Hey dbt Community,
We are working to stage some data where a lot of the columns contain codes that lookup to values either in other tables (primary key/foreign key) or to values that exist in documentation (for these codes, we copy all the code value pairs into a CSV and load them as a seed). Our initial strategy was to bring in the code values via base models in order to translate them directly in the staging models. The problem with this is, if we every wanted to left join to all possible values, we’d have to use the base model outside of a staging model which rubs me the wrong way.
Have any of you developed any best practices or design patterns around code/lookup tables? Right now we’re leaning towards creating an exception to the “no joins in staging models” rule just for these types of situations but I’m curious what you all have done.
Thanks!
Connor
edit: Found this community post after submitting (guess I wasn’t using the correct terms during my initial search). Looks like the suggested method is using base models but that still doesn’t account for the “left joining to all possible values” problem.

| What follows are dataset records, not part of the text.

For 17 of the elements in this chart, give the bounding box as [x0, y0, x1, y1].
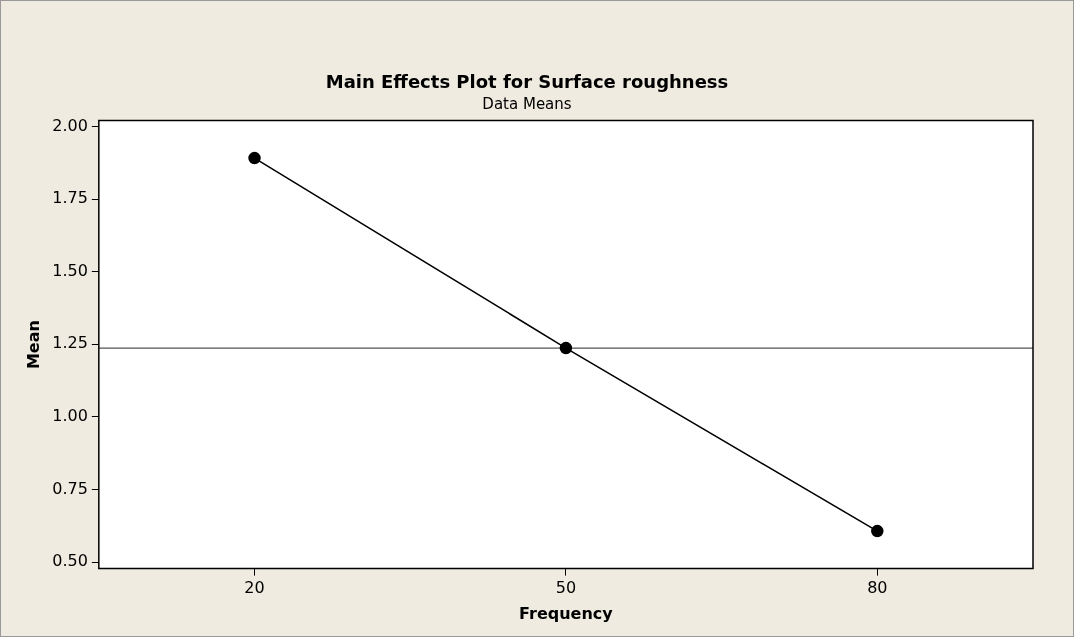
point	[248, 151, 261, 165]
y-axis-title: Mean	[23, 320, 43, 370]
y-tick-label: 2.00	[52, 115, 88, 135]
point	[559, 341, 573, 355]
chart-subtitle: Data Means	[482, 95, 572, 114]
point	[871, 524, 884, 538]
chart-title: Main Effects Plot for Surface roughness	[325, 71, 729, 93]
x-tick-label: 80	[867, 578, 888, 598]
y-tick-label: 1.00	[52, 406, 88, 426]
x-tick-label: 50	[555, 578, 577, 598]
x-tick-label: 20	[244, 578, 265, 598]
y-tick-label: 1.75	[52, 188, 88, 208]
y-tick-label: 0.50	[52, 551, 88, 571]
y-tick-label: 1.50	[52, 260, 88, 280]
y-tick-label: 0.75	[52, 478, 88, 498]
x-axis-title: Frequency	[519, 603, 614, 623]
y-tick-label: 1.25	[52, 333, 88, 353]
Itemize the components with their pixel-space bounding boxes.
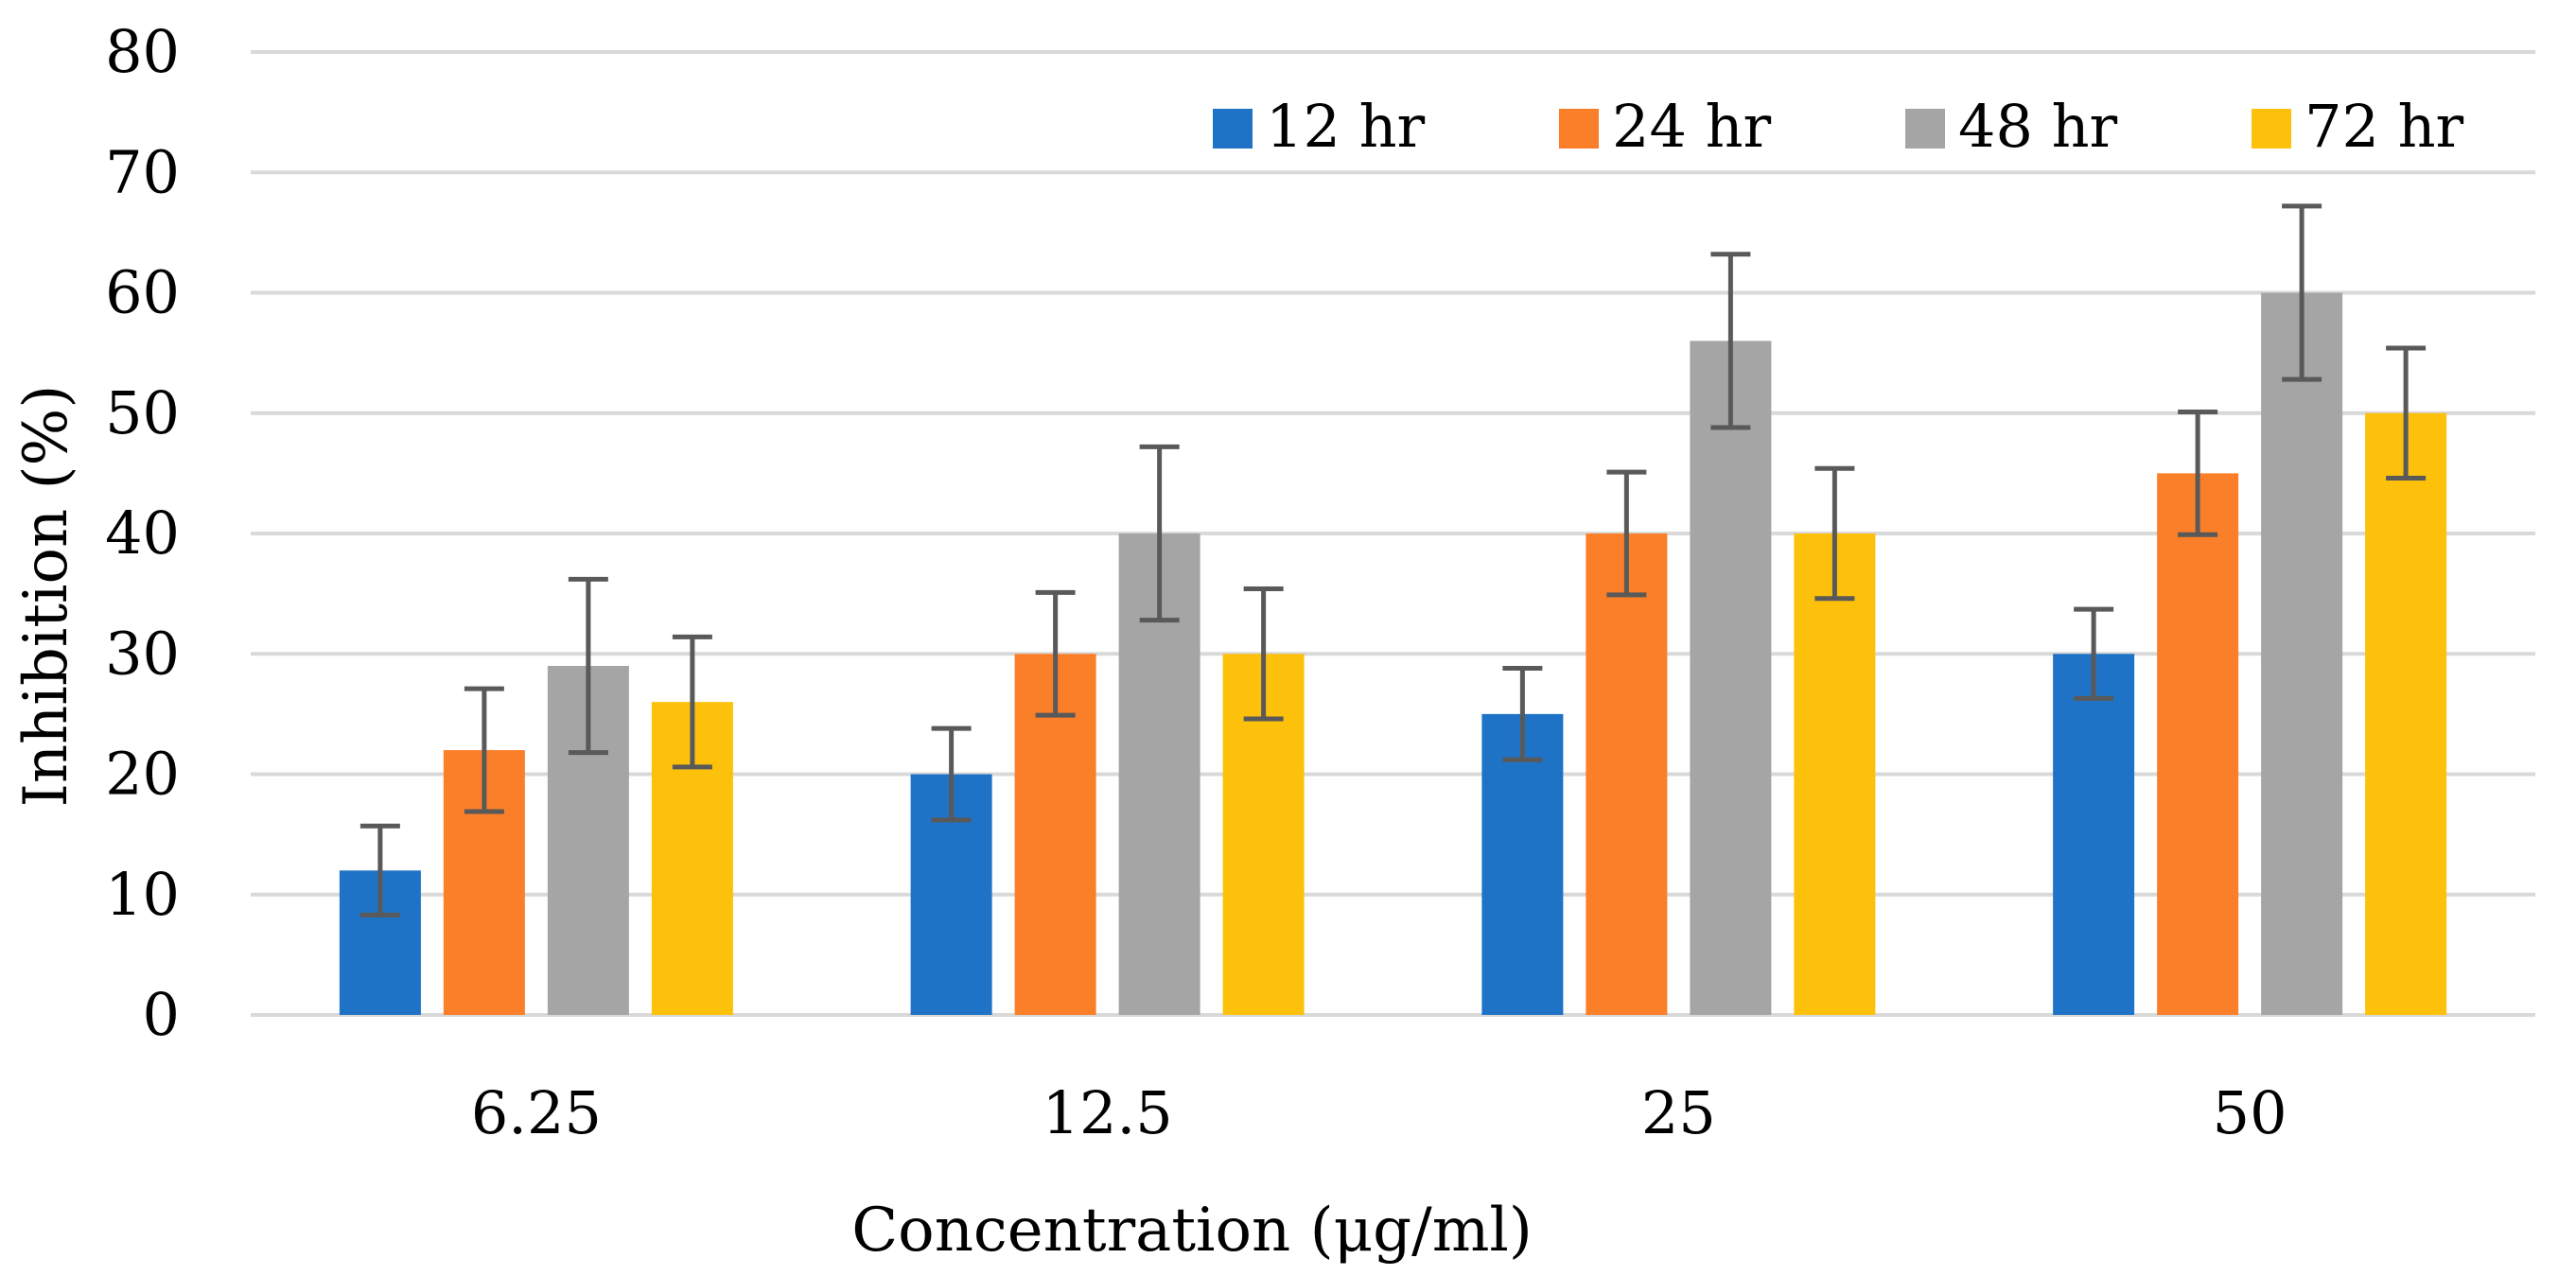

@joellabes You still active in these streets?
My advice here is to not follow convention for conventions sake. If your business/data models require (in your opinion) a specific layout that may not be the general best practice, doesn’t mean it isn’t the best practice for you.
We have joins in our src layers (analogous with the staging layer in your scenario) for making sure that all of our primary keys are aligned and correct to unblock redundant joins etc down the line.
Note: @Cooper White originally posted this reply in Slack. It might not have transferred perfectly.
Thanks Cooper. That’s what we’re leaning towards. Have you experienced any downstream inefficiencies with having these joins so early in the DAG? Do you materialize your src layer as Views? Tables? We don’t mind straying from convention but we have less appetite to do so at the cost of performance
Really depends on your volume and the kind of join to be honest.
We have some source models that are just views doing casting and renaming, we have some that are full load tables doing a join or two, and we have some set up as incremental.
Best way to explore is just to give it a go in my opinion
Note: @Cooper White originally posted this reply in Slack. It might not have transferred perfectly.